Smartphones und Tablets sind aus unserem Leben nicht mehr wegzudenken. Aber neben den enormen Möglichkeiten, sind auch erhebliche Gefahren mit der exzessiven Nutzung von Bildschirmgeräten und der möglichen Bildschirmabhängigkeit verbunden. Warum diese Geräte tatsächlich ein Suchtpotential haben, darum soll es in diesem Artikel gehen.
Im zweiten Teil des Artikels, Wie die exzessive Bildschirmnutzung unser Leben verändert. (Teil 2), wird es darum gehen, wie diese Bildschirmgeräte unser Leben beeinflussen und mit welchen Strategien wir wieder mehr Kontrolle über unser Leben erlangen können.
Hier kannst du Teil 1 und 2 meiner Artikel zu Bildschirmnutzung und -abhängigkeit in meinem Podcast hören, viel Spaß dabei:

BILDSCHIRMABHÄNGIGKEIT: Warum wir süchtig nach Smartphones werden und wie wir unsere Freiheit zurück erobern können | Ep. #22 – Dr. Magdalena Schauenberg
Gleich hier zu Beginn des Artikels möchte ich ein wunderbares Buch empfehlen, dass sich deutlich detaillierter mit den Auswirkungen unserer Bildschirmnutzung beschäftigt als ich dies hier tun werde:
- Adam Alter (2019): Unwiderstehlich. Der Aufstieg suchterzeugender Technologien und das Geschäft mit unserer Abhängigkeit. Berlin Verlag (Taschenbuch & Kindle) [1]
Was ist “Bildschirmabhängigkeit” oder Sucht?
Von “Sucht” sprechen wir in diesem Fall, auch wenn es nicht um den Konsum einer Substanz geht, da wir – trotz negativer langfristiger Konsequenzen – häufig nicht in der Lage sind, unser Verhalten hinsichtlich der Bildschirmgeräte zu verändern.

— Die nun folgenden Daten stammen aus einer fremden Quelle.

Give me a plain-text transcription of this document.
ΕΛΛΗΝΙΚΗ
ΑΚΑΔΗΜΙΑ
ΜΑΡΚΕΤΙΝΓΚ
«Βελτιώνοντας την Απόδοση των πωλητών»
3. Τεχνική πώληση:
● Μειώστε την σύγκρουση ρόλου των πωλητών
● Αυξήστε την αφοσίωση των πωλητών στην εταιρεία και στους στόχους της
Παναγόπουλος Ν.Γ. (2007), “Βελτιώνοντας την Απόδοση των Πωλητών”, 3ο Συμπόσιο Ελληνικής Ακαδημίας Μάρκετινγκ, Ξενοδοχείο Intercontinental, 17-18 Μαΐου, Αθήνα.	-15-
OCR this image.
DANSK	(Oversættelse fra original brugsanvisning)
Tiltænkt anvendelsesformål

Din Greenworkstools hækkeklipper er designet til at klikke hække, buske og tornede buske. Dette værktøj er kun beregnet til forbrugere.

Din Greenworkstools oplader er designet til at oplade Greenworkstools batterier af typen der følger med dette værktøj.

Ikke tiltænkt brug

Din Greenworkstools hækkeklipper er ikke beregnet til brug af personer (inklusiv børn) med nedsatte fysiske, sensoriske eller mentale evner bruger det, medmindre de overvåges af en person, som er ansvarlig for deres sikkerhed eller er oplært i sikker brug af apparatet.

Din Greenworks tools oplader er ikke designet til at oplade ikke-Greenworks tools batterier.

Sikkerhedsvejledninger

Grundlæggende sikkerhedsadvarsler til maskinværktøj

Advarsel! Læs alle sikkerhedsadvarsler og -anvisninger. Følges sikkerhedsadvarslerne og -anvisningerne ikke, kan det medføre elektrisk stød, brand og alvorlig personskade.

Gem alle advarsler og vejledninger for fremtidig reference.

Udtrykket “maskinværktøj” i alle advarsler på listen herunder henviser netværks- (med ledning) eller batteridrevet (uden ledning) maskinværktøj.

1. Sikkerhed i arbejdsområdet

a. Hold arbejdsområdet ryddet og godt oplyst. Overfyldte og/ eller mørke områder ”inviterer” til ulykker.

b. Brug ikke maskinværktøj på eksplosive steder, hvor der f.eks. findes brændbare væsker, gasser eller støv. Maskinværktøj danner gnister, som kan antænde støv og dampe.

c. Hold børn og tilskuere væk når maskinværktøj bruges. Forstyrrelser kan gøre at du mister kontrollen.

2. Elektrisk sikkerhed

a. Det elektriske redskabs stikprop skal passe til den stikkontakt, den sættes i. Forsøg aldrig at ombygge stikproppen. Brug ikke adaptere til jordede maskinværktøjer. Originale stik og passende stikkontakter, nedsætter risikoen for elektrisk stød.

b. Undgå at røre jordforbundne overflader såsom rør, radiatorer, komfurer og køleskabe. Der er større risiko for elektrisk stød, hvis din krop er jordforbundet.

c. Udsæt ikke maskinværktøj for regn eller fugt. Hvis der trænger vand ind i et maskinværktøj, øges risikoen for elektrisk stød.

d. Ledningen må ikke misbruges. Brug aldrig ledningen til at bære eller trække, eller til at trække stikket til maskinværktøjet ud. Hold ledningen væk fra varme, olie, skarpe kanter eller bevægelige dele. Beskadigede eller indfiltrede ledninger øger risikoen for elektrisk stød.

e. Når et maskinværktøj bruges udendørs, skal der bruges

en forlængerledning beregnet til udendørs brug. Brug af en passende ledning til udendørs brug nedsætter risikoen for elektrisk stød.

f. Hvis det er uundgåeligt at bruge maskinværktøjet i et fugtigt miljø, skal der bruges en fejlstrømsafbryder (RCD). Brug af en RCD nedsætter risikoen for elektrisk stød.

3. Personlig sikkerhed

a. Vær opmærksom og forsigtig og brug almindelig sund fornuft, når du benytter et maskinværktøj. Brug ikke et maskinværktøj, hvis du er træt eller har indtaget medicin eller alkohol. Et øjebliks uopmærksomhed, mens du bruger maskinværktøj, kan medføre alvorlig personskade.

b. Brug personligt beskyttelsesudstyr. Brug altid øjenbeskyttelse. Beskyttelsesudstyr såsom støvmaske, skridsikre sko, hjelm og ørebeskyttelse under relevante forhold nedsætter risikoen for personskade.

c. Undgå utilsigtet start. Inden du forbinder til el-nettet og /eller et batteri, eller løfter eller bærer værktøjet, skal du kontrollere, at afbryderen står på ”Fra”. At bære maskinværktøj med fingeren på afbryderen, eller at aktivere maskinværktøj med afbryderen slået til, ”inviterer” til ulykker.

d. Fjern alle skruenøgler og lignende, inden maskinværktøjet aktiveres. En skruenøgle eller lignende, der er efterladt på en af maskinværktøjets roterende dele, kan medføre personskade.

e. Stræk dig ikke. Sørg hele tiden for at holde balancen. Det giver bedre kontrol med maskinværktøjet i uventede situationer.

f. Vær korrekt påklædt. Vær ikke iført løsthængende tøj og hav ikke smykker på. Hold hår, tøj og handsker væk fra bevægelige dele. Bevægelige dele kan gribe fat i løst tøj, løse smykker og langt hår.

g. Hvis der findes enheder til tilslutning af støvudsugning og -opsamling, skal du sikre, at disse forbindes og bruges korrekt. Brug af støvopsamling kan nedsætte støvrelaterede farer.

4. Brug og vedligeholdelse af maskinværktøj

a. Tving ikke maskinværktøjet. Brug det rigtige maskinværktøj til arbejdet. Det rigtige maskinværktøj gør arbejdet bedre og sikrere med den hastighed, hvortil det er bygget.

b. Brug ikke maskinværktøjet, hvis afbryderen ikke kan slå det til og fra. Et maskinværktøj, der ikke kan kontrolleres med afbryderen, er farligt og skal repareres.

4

Diese Geräte spielen in unserem Alltag inzwischen eine große Rolle und nehmen viel Zeit in Anspruch. Sie beschäftigen uns dauerhaft mit Benachrichtigungen und sorgen nebenbei noch für unsere Unterhaltung.
Wir neigen jedoch dazu, die Zeit die wir mit unseren Bildschirmgeräten verbringen, um etwa 50% zu unterschätzen. In den Industiestaaten nutzten Menschen im Jahr 2017 ihre Bildschirme durchschnittlich etwa 4 Stunden jeden Tag. Das heißt es gibt sowohl Menschen, die sie deutlich weniger nutzen, aber auch Personen, die 12 oder mehr Stunden jeden Tag mit Smartphone oder Tablet verbringen. In der Regel hängt das Nutzungsverhalten mit dem Alter zusammen. Die jüngere Generation verbringt weit mehr Zeit vor dem Bildschirm [2]. Wenn wir diese Stunden über ein Jahr aufaddieren, verbringen wir jedes Jahr 24 Tage damit, auf unsere Bildschirme zu starren und durch Facebook und Co. zu scollen. Leider ist der Anteil derer, die lediglich die Unterhaltung nutzen, weitaus größer als der Anteil der Personen, die Bildung, Weiterbildung (Hörbücher, Online Kurse etc.) oder Entspannung in Anspruch nehmen.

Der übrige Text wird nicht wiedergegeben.